In the past few years we have seen the United States Supreme Court hand down decisions that boggle our 21st Century minds. The Citizens United case allowed millionaires to regain their excessive influence in political funding. You can now expect political races to cost anywhere from $5 million for a state representative seat to $1 billion to get into the White House. States can utilize federalism to protect us from SCOTUS decisions that may hinder our freedoms. Local representatives can create laws for the local needs, laws can include the changing needs of society and reflect regional values.
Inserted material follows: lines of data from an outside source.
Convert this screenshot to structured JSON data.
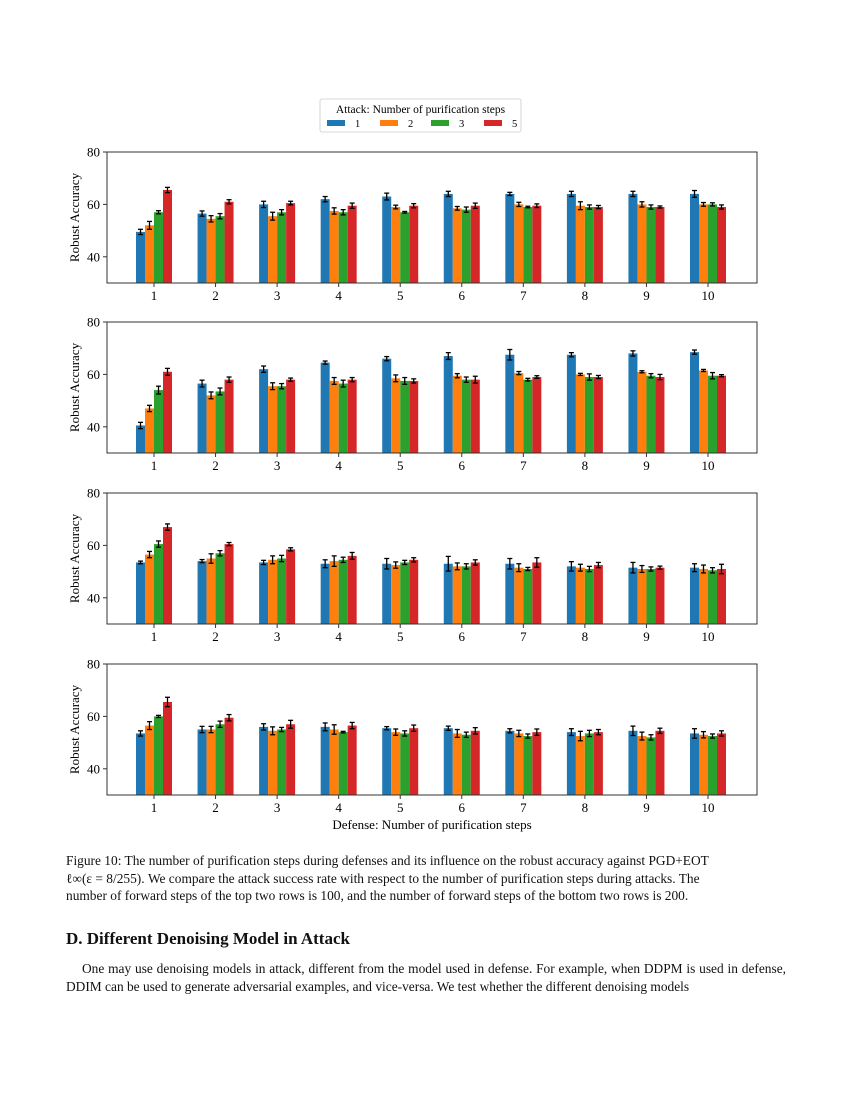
{
  "legend": {
    "title": "Attack: Number of purification steps",
    "entries": [
      "1",
      "2",
      "3",
      "5"
    ]
  },
  "colors": [
    "#1f77b4",
    "#ff7f0e",
    "#2ca02c",
    "#d62728"
  ],
  "chart_data": [
    {
      "type": "bar",
      "ylabel": "Robust Accuracy",
      "xlabel": "",
      "ylim": [
        30,
        80
      ],
      "yticks": [
        "40",
        "60",
        "80"
      ],
      "categories": [
        "1",
        "2",
        "3",
        "4",
        "5",
        "6",
        "7",
        "8",
        "9",
        "10"
      ],
      "series": [
        {
          "name": "1",
          "values": [
            49.5,
            56.5,
            60,
            62,
            63,
            64,
            64,
            64,
            64,
            64
          ],
          "errors": [
            1,
            1,
            1.2,
            1,
            1.3,
            1,
            0.6,
            1,
            1,
            1.3
          ]
        },
        {
          "name": "2",
          "values": [
            52,
            54.5,
            55.5,
            57.5,
            59,
            58.5,
            60,
            59.5,
            60,
            60
          ],
          "errors": [
            1.5,
            1.2,
            1.5,
            1.2,
            0.7,
            0.7,
            0.8,
            1.5,
            1,
            0.7
          ]
        },
        {
          "name": "3",
          "values": [
            57,
            55.5,
            57,
            57,
            57,
            58,
            59,
            59,
            59,
            60
          ],
          "errors": [
            0.6,
            1,
            1,
            1,
            0.3,
            1,
            0.3,
            0.8,
            0.8,
            0.6
          ]
        },
        {
          "name": "5",
          "values": [
            65.5,
            61,
            60.5,
            59.5,
            59.5,
            59.5,
            59.5,
            59,
            59,
            59
          ],
          "errors": [
            1,
            0.8,
            0.7,
            1,
            0.8,
            1,
            0.7,
            0.6,
            0.4,
            0.8
          ]
        }
      ]
    },
    {
      "type": "bar",
      "ylabel": "Robust Accuracy",
      "xlabel": "",
      "ylim": [
        30,
        80
      ],
      "yticks": [
        "40",
        "60",
        "80"
      ],
      "categories": [
        "1",
        "2",
        "3",
        "4",
        "5",
        "6",
        "7",
        "8",
        "9",
        "10"
      ],
      "series": [
        {
          "name": "1",
          "values": [
            40.5,
            56.5,
            62,
            64.5,
            66,
            67,
            67.5,
            67.5,
            68,
            68.5
          ],
          "errors": [
            1.2,
            1.3,
            1.2,
            0.6,
            0.8,
            1.3,
            2,
            0.8,
            1,
            0.8
          ]
        },
        {
          "name": "2",
          "values": [
            47,
            52,
            55.5,
            57.5,
            58.5,
            59.5,
            60.5,
            60,
            61,
            61.5
          ],
          "errors": [
            1.2,
            1.3,
            1.3,
            1.3,
            1.3,
            0.8,
            0.6,
            0.4,
            0.4,
            0.4
          ]
        },
        {
          "name": "3",
          "values": [
            54,
            53.5,
            55.5,
            56.5,
            57.5,
            58,
            58,
            59,
            59.5,
            59.5
          ],
          "errors": [
            1.5,
            1.3,
            1,
            1.3,
            1.3,
            1,
            0.5,
            1.2,
            0.8,
            1.2
          ]
        },
        {
          "name": "5",
          "values": [
            61,
            58,
            58,
            58,
            57.5,
            58,
            59,
            59,
            59,
            59.5
          ],
          "errors": [
            1.3,
            1,
            0.6,
            0.8,
            0.8,
            1.3,
            0.5,
            0.6,
            1,
            0.4
          ]
        }
      ]
    },
    {
      "type": "bar",
      "ylabel": "Robust Accuracy",
      "xlabel": "",
      "ylim": [
        30,
        80
      ],
      "yticks": [
        "40",
        "60",
        "80"
      ],
      "categories": [
        "1",
        "2",
        "3",
        "4",
        "5",
        "6",
        "7",
        "8",
        "9",
        "10"
      ],
      "series": [
        {
          "name": "1",
          "values": [
            53.5,
            54,
            53.5,
            53,
            53,
            53,
            53,
            52,
            51.5,
            51.5
          ],
          "errors": [
            0.5,
            0.6,
            0.8,
            1.5,
            2,
            2.8,
            2,
            1.8,
            2,
            1.5
          ]
        },
        {
          "name": "2",
          "values": [
            56.5,
            55,
            54.5,
            54,
            52.5,
            52,
            51.5,
            51.5,
            51,
            51
          ],
          "errors": [
            1.2,
            1.8,
            1.5,
            2,
            1.2,
            1.3,
            1.5,
            1.3,
            1.3,
            1.5
          ]
        },
        {
          "name": "3",
          "values": [
            60.5,
            57,
            55,
            54.5,
            53.5,
            52,
            51,
            51,
            51,
            50.5
          ],
          "errors": [
            1.2,
            1,
            1.2,
            1,
            0.8,
            1,
            0.6,
            1,
            0.8,
            1
          ]
        },
        {
          "name": "5",
          "values": [
            67,
            60.5,
            58.5,
            56,
            54.5,
            53.5,
            53.5,
            52.5,
            51.5,
            51
          ],
          "errors": [
            1.2,
            0.6,
            0.6,
            1.3,
            0.8,
            1,
            1.8,
            1,
            0.6,
            1.8
          ]
        }
      ]
    },
    {
      "type": "bar",
      "ylabel": "Robust Accuracy",
      "xlabel": "Defense: Number of purification steps",
      "ylim": [
        30,
        80
      ],
      "yticks": [
        "40",
        "60",
        "80"
      ],
      "categories": [
        "1",
        "2",
        "3",
        "4",
        "5",
        "6",
        "7",
        "8",
        "9",
        "10"
      ],
      "series": [
        {
          "name": "1",
          "values": [
            53.5,
            55,
            56,
            56,
            55.5,
            55.5,
            54.5,
            54,
            54.5,
            53.5
          ],
          "errors": [
            1,
            1.2,
            1.2,
            1.5,
            0.6,
            0.8,
            0.8,
            1.3,
            1.8,
            1.8
          ]
        },
        {
          "name": "2",
          "values": [
            56.5,
            55,
            54.5,
            55,
            54,
            53.5,
            53.5,
            52.5,
            52.5,
            53
          ],
          "errors": [
            1.5,
            1.2,
            1.5,
            1.8,
            1.2,
            1.5,
            1.2,
            1.8,
            1.5,
            1.2
          ]
        },
        {
          "name": "3",
          "values": [
            60,
            57,
            55,
            54,
            53.5,
            53,
            52.5,
            53.5,
            52,
            52.5
          ],
          "errors": [
            0.4,
            1.2,
            0.8,
            0.3,
            1,
            1,
            0.8,
            1.2,
            1,
            0.8
          ]
        },
        {
          "name": "5",
          "values": [
            65.5,
            59.5,
            57,
            56.5,
            55.5,
            54.5,
            54,
            54,
            54.5,
            53.5
          ],
          "errors": [
            1.8,
            1.2,
            1.5,
            1.2,
            1.2,
            1.2,
            1.2,
            1,
            1,
            1
          ]
        }
      ]
    }
  ],
  "caption": {
    "line1": "Figure 10:  The number of purification steps during defenses and its influence on the robust accuracy against PGD+EOT",
    "line2": "ℓ∞(ε = 8/255).  We compare the attack success rate with respect to the number of purification steps during attacks.  The",
    "line3": "number of forward steps of the top two rows is 100, and the number of forward steps of the bottom two rows is 200."
  },
  "section": {
    "heading": "D. Different Denoising Model in Attack",
    "paragraph": "One may use denoising models in attack, different from the model used in defense. For example, when DDPM is used in defense, DDIM can be used to generate adversarial examples, and vice-versa. We test whether the different denoising models"
  }
}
There are nearly 7400 state house and senate political leaders passing more legislation than any other branch while applying their expertise in direct representation. Unlike SCOTUS, these directly elected representatives have a confined responsibility to their direct voters. They create laws that may not infringe upon the Constitution but add quality of life for the people. As an example, Maryland Democrats are currently invoking federalist rights to create an abortion rights bill that will protect their direct voters. SCOTUS may overturn Rose v Wade or dismantle it through excessive guides to increase the burden for abortions, but it doesn’t mean abortion is illegal. The abortion debate would return to the states jurisdiction-referendums are easier to pass than winning a SCOTUS decision. SCOTUS is not the be all end all of the people’s rights.
Literalist Vs Interpretive
Unlike state representatives, SCOTUS cannot always rely on societal variations in their decisions. There are two main types of SCOTUS judges-literalists and interpretives. The literalist, Clarence Thomas as an example, relies on the exact wording of the Constitution to decide. Even though our Constitution is over 200 years old, the exact text is adhered. As an example, our Constitution restricted women from voting. Women’s suffrage succeeded with state by state advocacy. Our society, not our Constitution had changed, and pressured state representatives advocating for the law. SCOTUS had never advocated for the women’s vote, though equality is stated in the first section of the Declaration of Independence. We the people made the change.
Interpretive decisions are based on changes in American society. In the Plessy v. Ferguson case of 1896, SCOTUS institutionalized separate but equal. By 1954 in the Brown v Board Of Education case, that cases precedence was overturned. What had changed in those years? Society, the Constitution was the same. Ruth Bader Ginsburg is an interpretive justice consistently dissenting and mentioning the need for the Constitutional rights and liberties to reflect our current society. As our SCOTUS becomes heavily Conservative, expect more literalist decisions. These decisions can be countered with state laws to enforce our regional and 21st Century needs.
Regional Needs First
A quick glance at the 2016 election map proves that regional, urban, suburban and rural cultures have different agendas. SCOTUS may not visualize the regional differences in laws that are needed for different people. The issues in cities and in suburbs are significantly different while starker between cities and rural areas. When SCOTUS decides upon a laws legality or the rights of the people, which people are they deciding for? Immigration laws are a prime example. The Immigration and Nationality Act enforces deportation for certain crimes while illegal immigrants are a core of some regional workforces. If ICE was to begin enforcing deportation, three states workforces would dwindle-Texas, Florida and California. These agricultural economies rely on high migrant, usually illegal, workers. If SCOTUS rules that ICE can enforce the above Act, which is occurring, who will work the farms? No more orange juice or grapes? Laws affect each region differently, so people must enact state laws on every level of governance to counteract. Chicago became a sanctuary city with the state soon following. These politicians know their illegal immigrants produce more than crop yielding-they oil the entire economic wheel. Each state and region have their own needs and SCOTUS decisions do not have to be the law of the land.
States Rule, SCOTUS Decides
America is a mirrored reflection of the beginning of the 20th Century. From the SCOTUS Janus case which decreased the power of unions to monopolies such as Microsoft, history is repeating itself. We can learn from our past to create a brighter and more stable future. Use your direct resources and representatives for your legal needs. SCOTUS will change over time with upcoming retirements but it doesn’t mean you must retire your rights.